A post on Google AI blog describes the rationale for creating the Recorder app. Speech is the most effective way of communication but there not sufficient ways for capturing and organizing it. The company wants to make ideas and conversations easy to search and be accessible.
According to Google, in the last two decades, they have made the search easier to be in the form of text, visual content, maps, videos or even jobs. Still, most of the important information is recorded and shared in the form of speech, like conversations, lectures, interviews and more. Though it is often difficult to extract the required information from the hours of recording.

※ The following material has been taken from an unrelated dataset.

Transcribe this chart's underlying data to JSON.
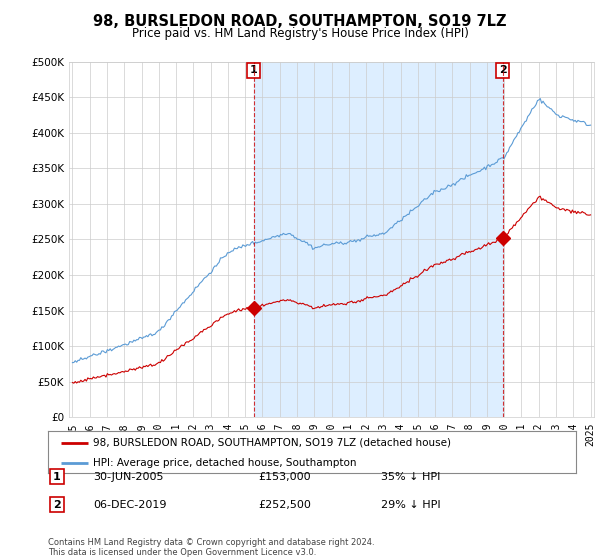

The Recorder app has three parts. An automatic speech recognition model, which was first introduced in Gborad in March this year, is powered by transcription that is built on the all-neural on-device system. A “Faster voice typing” is included in the Android keyboard that can work offline after downloading and transcribes character by character.
Hours-long sessions can be recorded on the Recorder and the word mapping to timestamps has been computed by the speech recognition model. Through this, users can click on the word of their choice from the transcript and listen from where they want to.
Though the text is a convenient form to present information but visual and sounds at times are more useful. Every bar of a waveform is of 50 milliseconds and is colored with the dominant sound in that period.
Audio is presented in a colored waveform in which each color identifies a different sound category. Convolutional Neural Networks (CNNs) are used to differentiate the sounds by comparing it with the already published datasets and classify each audio frame.
Also, Google allows three tags every time a recording ends that can be used to form a title for the video instead of using day and time. It helps the Recorder recognize the kind of content at the time of transcribing it.